Working in retail, it’s very rare that I have two days off in a row. In all honesty, when that happens it’s like being on a vacation. So, when I do have a day off I need to make the most of my time. In order for me to do that, I make a list of things I need to accomplish that day. If there are appointments that must be attended at a particular time, they go on the list first, spacing where time allows me to add other tasks. Next, I add the things that I must do and then I insert things I would like to get done as well.
I write lists at work, lists when I am planning a party, lists for vacations and I even write lists when I’m working on a blog. If there are certain points I’d like to make, I write them on a list. I make certain I hit each one, then circle back around to the original point I wanted to make. It’s very rewarding when I accomplish my list and I find that list making is a crucial skill I possess, a skill I have been honing for years. As a matter of fact, I’ve been a list maker since I was a kid.
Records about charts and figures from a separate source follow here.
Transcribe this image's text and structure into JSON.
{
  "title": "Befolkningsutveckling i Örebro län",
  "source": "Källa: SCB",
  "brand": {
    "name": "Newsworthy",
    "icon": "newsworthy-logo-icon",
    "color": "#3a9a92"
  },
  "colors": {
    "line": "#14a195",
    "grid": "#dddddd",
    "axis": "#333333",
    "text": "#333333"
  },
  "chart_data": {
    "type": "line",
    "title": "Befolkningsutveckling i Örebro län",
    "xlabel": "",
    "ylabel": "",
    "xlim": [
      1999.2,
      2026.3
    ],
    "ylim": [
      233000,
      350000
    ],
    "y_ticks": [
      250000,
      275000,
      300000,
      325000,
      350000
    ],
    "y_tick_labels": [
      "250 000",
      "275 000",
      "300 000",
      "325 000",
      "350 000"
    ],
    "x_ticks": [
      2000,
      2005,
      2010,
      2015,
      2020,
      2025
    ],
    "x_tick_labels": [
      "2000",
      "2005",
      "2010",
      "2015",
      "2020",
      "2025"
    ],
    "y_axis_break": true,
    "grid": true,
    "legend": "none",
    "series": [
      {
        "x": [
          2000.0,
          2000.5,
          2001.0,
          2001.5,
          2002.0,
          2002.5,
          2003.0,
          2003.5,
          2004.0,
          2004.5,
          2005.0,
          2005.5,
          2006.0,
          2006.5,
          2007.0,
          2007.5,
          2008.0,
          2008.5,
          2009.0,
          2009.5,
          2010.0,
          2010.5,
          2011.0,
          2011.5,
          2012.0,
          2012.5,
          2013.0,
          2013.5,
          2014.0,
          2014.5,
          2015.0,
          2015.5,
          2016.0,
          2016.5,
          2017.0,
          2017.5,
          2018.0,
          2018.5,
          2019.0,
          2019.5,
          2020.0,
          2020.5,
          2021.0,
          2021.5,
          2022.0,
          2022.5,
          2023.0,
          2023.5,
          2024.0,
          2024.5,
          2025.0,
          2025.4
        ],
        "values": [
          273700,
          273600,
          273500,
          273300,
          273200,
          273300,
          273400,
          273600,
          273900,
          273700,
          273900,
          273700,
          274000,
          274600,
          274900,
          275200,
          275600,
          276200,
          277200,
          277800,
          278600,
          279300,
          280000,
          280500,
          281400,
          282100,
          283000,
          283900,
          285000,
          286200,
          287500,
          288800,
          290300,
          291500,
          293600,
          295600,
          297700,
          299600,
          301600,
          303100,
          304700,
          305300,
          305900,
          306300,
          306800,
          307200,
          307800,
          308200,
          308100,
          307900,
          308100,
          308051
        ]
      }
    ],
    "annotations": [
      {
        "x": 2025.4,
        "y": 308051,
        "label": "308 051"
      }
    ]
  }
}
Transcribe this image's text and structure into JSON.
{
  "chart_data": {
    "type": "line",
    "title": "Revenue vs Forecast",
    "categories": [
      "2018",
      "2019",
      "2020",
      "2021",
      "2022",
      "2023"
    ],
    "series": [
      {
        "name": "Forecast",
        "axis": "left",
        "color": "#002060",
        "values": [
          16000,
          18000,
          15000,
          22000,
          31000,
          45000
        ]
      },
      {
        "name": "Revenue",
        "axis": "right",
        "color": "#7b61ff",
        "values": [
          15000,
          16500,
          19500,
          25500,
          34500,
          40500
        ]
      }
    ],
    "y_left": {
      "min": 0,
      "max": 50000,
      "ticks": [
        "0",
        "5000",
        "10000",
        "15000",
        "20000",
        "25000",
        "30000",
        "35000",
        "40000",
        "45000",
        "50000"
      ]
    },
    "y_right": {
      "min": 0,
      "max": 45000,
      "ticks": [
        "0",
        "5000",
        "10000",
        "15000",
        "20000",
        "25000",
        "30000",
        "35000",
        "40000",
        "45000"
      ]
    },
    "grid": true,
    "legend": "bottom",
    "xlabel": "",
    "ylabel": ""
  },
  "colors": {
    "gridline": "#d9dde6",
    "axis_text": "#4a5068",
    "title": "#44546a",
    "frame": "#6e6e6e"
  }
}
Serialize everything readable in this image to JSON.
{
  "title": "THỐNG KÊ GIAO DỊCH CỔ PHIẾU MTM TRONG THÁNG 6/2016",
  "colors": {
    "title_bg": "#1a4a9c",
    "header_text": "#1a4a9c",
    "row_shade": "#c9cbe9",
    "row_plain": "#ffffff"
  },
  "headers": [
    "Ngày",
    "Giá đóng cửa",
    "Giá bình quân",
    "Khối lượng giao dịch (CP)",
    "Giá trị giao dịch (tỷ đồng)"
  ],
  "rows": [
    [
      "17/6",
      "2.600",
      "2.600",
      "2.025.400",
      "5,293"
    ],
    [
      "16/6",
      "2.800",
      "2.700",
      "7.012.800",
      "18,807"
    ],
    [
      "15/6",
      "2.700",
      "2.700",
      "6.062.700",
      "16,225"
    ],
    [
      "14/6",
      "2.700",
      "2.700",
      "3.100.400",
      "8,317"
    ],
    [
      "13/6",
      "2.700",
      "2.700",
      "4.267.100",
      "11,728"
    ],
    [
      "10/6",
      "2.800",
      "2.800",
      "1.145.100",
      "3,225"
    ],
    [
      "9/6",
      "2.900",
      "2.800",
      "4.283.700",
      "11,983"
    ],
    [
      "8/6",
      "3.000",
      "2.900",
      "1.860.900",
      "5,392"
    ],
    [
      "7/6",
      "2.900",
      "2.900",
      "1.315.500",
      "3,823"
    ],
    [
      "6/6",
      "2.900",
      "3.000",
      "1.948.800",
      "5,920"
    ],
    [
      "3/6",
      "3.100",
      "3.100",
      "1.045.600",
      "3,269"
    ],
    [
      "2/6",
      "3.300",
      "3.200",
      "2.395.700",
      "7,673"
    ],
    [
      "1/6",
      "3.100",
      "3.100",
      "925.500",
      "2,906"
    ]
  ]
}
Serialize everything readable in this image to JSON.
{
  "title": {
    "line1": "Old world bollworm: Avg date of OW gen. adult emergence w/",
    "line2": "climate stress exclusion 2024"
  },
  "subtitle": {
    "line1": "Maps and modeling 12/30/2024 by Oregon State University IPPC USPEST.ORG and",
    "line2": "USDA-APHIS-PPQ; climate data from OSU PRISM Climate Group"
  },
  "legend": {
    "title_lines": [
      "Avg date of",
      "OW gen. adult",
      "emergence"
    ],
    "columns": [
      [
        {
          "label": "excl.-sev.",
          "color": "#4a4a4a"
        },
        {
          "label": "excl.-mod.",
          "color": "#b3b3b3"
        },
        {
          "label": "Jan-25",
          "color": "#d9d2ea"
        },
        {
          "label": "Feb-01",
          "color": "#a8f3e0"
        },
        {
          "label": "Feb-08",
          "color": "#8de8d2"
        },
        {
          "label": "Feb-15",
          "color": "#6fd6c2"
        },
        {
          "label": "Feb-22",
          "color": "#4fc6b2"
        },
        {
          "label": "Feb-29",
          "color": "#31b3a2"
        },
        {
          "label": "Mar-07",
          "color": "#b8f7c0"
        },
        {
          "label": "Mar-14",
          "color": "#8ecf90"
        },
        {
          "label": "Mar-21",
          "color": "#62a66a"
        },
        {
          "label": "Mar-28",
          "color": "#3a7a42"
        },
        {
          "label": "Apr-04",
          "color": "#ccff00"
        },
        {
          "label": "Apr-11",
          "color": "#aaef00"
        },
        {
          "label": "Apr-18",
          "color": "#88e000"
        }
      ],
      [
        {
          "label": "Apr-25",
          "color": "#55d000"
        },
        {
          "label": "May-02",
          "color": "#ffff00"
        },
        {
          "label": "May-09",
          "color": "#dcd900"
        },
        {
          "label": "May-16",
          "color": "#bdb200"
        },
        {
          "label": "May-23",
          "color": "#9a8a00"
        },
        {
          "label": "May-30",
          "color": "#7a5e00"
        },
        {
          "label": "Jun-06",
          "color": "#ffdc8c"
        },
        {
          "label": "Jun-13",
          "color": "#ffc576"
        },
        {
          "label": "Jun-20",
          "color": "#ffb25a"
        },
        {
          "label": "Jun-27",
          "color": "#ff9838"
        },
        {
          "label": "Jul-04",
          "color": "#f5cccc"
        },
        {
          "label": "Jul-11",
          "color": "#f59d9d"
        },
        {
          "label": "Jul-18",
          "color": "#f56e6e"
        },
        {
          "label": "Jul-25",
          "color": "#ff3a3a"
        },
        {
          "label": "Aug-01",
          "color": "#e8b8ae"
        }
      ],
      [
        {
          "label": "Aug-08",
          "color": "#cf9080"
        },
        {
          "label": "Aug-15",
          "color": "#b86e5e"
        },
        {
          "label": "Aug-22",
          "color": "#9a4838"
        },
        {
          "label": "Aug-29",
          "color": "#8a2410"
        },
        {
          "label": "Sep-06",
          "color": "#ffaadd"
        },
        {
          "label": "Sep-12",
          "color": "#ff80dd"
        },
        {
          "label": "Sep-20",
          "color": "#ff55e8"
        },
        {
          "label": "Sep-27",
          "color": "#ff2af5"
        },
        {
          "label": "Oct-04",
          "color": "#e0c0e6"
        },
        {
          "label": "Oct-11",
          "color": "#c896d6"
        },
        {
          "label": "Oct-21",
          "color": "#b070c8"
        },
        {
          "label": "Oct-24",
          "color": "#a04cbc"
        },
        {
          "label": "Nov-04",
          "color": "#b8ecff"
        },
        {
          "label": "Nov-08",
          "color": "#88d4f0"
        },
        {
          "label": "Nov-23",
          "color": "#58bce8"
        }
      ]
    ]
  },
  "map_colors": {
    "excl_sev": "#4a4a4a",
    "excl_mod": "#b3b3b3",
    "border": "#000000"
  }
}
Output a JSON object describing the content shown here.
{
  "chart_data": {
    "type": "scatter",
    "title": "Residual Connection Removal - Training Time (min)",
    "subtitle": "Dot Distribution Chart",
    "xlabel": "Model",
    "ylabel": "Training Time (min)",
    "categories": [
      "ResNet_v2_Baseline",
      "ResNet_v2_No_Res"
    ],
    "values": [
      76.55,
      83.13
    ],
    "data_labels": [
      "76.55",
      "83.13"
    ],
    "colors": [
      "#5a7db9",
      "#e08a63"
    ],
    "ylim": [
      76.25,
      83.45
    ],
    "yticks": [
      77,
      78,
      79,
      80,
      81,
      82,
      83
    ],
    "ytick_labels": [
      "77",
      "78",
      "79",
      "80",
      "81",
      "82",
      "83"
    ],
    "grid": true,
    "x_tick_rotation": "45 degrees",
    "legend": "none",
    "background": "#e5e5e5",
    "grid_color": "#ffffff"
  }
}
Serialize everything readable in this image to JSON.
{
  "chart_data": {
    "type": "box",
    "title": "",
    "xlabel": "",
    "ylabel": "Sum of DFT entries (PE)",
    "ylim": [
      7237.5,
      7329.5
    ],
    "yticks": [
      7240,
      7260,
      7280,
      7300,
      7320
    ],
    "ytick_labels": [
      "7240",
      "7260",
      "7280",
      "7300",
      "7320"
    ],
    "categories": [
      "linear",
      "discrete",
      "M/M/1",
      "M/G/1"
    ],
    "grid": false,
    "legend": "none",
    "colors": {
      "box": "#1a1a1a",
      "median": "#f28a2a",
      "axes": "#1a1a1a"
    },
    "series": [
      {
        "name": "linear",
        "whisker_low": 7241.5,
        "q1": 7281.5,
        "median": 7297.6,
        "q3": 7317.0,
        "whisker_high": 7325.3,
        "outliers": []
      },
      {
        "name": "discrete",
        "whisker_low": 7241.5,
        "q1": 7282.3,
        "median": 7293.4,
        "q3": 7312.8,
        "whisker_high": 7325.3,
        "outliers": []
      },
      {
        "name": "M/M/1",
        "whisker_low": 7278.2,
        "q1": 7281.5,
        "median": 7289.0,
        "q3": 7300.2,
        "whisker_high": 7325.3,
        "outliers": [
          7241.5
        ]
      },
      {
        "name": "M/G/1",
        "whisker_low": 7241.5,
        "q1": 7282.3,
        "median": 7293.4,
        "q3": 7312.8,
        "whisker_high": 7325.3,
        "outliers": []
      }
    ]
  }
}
I’ll never forget the day I found a list I had written in grade school. It was a list of things I wanted to do, skills I wanted to achieve. I don’t recall writing the list, but I had it tucked away in a desk in my bedroom. I found it at least two decades later and was pleasantly surprised to realize that I had accomplished everything I had written. Most of it was achieved in high school where I learn about photography and while participating in Ecology Club, I went horseback riding and canoeing. I don’t recall what else was on the list, but I do remember being very proud that I had achieved all my wishes, wishes I had completely forgotten.
When my marriage hit the fan, I read a book called Chicken Soup for the Soul. Reading the series of short stories saved me from total despair on a number of occasions, but the story that stuck with me the most was about a woman who had a book of wishes. Everything she had put into that book, images she had cut out from magazines, thoughts and quotes she admired, she was able to achieve, so I made my own. Back in the day, I needed most everything, but I filled the first pages in my book with magazine clippings of handsome men, words like love and trust, romantic images of flowers and Cinderella’s glass slipper. More than anything, I wanted a love of my own, someone who would protect and adore me and treat me like a princess.
Next I clipped images of a beautiful new home, new cars, a Viking professional oven, a sofa and stereo because my ex-husband had taken those, and an engagement ring. Of course the pages included images of women exercising and a statement of “Thin for Life”. There were pages dedicated to travel and adventure and oddly enough massage therapy. I don’t remember why I wanted to be a massage therapist, but I did. Over the years I would discover that what I had created was now referred to as a vision book, something that those who follow the “Laws of Attraction” would attest to being a very important tool in order to realize one’s wants and desires.
I did become a licensed massage therapist and I was able to get a new sofa and stereo. No to the beautiful new home and Viking oven, but we did get a newer car and I had a good roof over my head at all times. I did manage to travel and have adventures, but I have yet to see crystal clear blue tropical waters with my own eyes as I lazily sway on a hammock strung between two palm trees, maybe next year. I honestly thought I had found my prince charming with John, but alas it was all a beautiful dream that ended abruptly when the spell I had allowed him to cast upon me was broken.
No matter, because the most important page that I had created in that vision book is becoming a reality. I have always enjoyed writing and although I’ve never completed my degree in film making/screen writing, I am writing. Life has a way of getting in the way of accomplishing the items I have on my list, but I do jot down on my list of things to do on my day off that I must write. I make it a priority, but I don’t want to force myself either. If I feel void of expression, then I am allowing myself to take a pass. After all, I don’t want my writing to be as mindless as brushing my teeth. I want writing to be a gift I give myself.
Twenty-five years ago, I made a wish book that held all the things I truly wanted, things I felt a need to accomplish or acquire. One of the most important pages in that book holds the idea that I want to be a writer. The dream I had started to work on when I was a kid writing poems while sitting out in nature, the dashed dream of a young woman who lost her way at Columbia College when her mother died, the dream a weary single mother who fought her way through drowning waves of depression, has never ceased to exist, the hope, the desire, the wish to write lives. All I had to do was wait for the internet to become a thing, find a relentless therapist who kept tending the seed he planted in my brain and to find the strength to press the button and buy a domain so I could do what I’ve wanted to do, something that has been a “must do” on my list of things to do for a very, very long time.
My name is Groovy Gail and thank you for helping me scratch off “write” from today’s and many future lists of things to do. Be well.